2-İİK’nın 67. maddesinin 2.fıkrası hükmünce, icra - inkar tazminatına hükmedilebilmesi için borçlunun takip sırasında ödeme emrine itiraz etmesi ve alacağını mahkemede dava ederek haklı çıkması yasal koşullardandır. Burada borçlunun kötüniyetli itiraz etmiş bulunması yasal koşullardan değildir. İnkar tazminatı, aleyhinde yapılan icra kovuşturmasına itiraz edip duran ve işin itirazla çabuk bitirilmesine engel olan borçluya karşı konulmuş bir yaptırımdır. Bunlardan ayrı, alacağın likit ve belli olması gerekir.

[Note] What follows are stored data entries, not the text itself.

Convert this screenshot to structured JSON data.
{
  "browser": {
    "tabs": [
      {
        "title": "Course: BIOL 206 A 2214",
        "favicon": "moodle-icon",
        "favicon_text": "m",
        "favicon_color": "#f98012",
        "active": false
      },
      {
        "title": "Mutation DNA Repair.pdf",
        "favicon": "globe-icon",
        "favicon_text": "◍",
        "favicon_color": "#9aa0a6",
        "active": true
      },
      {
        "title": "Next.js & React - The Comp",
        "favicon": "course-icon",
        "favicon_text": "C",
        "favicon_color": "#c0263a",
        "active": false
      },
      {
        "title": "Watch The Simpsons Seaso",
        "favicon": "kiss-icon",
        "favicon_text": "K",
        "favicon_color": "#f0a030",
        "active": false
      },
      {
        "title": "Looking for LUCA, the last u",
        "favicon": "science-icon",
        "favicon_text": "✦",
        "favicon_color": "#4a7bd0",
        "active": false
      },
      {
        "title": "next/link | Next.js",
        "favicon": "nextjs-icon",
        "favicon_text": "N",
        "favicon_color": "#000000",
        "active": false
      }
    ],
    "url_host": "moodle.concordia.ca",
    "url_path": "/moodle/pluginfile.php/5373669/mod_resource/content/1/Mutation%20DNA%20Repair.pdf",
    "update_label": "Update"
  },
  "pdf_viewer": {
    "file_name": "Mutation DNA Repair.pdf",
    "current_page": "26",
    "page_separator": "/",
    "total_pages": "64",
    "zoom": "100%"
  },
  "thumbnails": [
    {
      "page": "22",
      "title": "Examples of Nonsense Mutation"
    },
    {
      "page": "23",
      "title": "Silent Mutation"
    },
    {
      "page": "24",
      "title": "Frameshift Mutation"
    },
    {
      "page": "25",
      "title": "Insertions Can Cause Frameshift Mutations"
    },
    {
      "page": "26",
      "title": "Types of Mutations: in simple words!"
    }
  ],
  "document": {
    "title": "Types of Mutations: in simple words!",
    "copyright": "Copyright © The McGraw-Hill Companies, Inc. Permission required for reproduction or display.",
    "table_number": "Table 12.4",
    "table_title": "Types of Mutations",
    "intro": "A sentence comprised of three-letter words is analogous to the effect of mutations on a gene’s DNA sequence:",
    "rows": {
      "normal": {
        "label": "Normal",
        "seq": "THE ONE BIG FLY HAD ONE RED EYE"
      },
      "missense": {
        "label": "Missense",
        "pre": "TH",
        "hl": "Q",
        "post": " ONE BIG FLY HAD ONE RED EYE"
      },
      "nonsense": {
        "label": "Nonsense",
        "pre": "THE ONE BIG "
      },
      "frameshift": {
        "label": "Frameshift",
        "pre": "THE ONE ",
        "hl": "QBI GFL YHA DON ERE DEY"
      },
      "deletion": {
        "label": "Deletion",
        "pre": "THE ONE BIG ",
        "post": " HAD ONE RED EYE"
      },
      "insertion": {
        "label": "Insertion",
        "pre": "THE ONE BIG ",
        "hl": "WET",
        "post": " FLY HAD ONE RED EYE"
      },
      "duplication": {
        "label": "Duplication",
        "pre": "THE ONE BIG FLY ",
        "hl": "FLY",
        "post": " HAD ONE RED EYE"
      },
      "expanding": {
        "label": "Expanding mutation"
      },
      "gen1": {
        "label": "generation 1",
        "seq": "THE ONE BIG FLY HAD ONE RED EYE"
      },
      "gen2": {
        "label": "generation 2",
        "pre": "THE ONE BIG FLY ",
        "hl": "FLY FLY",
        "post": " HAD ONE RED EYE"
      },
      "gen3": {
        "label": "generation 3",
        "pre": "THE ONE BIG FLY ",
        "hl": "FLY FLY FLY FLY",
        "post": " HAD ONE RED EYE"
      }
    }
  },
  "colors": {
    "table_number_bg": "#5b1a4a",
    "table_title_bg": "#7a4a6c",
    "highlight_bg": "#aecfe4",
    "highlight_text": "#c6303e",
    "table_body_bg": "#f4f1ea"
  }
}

Daha geniş bir açıklama ile borçlu tarafından alacağın
gerçek miktarı belli, sabit ve belirlenmek için bütün unsurların bilinmesi mümkün nitelikte olması yeterlidir. Borçlu yalnız başına ne kadar borçlu olduğunu tespit edebilir durumda ise, alacağın likit ve muayyen olduğunun kabulü zorunludur. Açıklanan yasal kuralların ışığında takip konusu alacak değerlendirildiğinde, borçlunun yalnız başına ne kadar borçlu olduğunu tespit edebilecek konumda bulunması nedeniyle alacağın likit ve muayyen nitelikte olduğunun kabulü ile icra - inkar tazminatına hükmedilmesi gerekir. Mahkemece, davacının bu istemi hakkında kabul kararı verilmesi gerekirken, yazılı şekilde icra inkar tazminatı talebinin reddedilmesi usul ve yasaya aykırıdır. Bozma nedenidir.
3-Tespit giderleri yargılama giderlerinden olduğu halde mahkemece, davacı tarafından yapılan 203,80 TL tespit giderinin yargılama giderlerine dahil edilmeden karar verilmiş olması, usul ve yasaya aykırı olup, bozmayı gerektirir.
Ne var ki yapılan yanlışlıkların giderilmesi yeniden yargılama yapılmasını gerektirmediğinden HUMK 438/7.maddesi gereğince mahkeme kararının aşağıdaki şekilde düzeltilerek onanmasına karar verilmiştir.
SONUÇ: Yukarıda (1) nolu bentte açıklanan nedenlerle davalının bütün temyiz itirazlarının reddine, (2) nolu bentte açıklanan nedenlerle, mahkeme kararının hüküm bölümünün bir numaralı bendindeki “ Vekalet ücretine hak kazanıp kazanılmadığı, azlin haklığı vs. Hususlar yargılama ile ortaya çıktığından, dava konusu alacak yargılama gerektirdiğinden, icra inkar tazminatı talebinin reddine,” sözlerinin karardan çıkarılarak yerine “Asıl alacağın % 40’ı oranında icra inkar tazminatının davalıdan tahsili ile davacıya verilmesine” söz ve rakamlarının yazılmasına, hüküm bölümünün dört numaralı bendine ise “Davacı tarafından yapılan 203,80 TL tespit giderinin davalıdan alınarak davacıya verilmesine” cümlesinin eklenmesine,hükmün değiştirilmiş ve düzeltilmiş bu şekliyle ONANMASINA, 343,90 TL peşin alınan harcın istek halinde davacıya iadesine, 1.031,52 TL kalan harcın davalıdan alınmasına, HUMK’nun 440/1 maddesi uyarınca tebliğden itibaren 15 gün içerisinde karar düzeltme yolu açık olmak üzere, 20.6.2013 gününde oybirliğiyle karar verildi.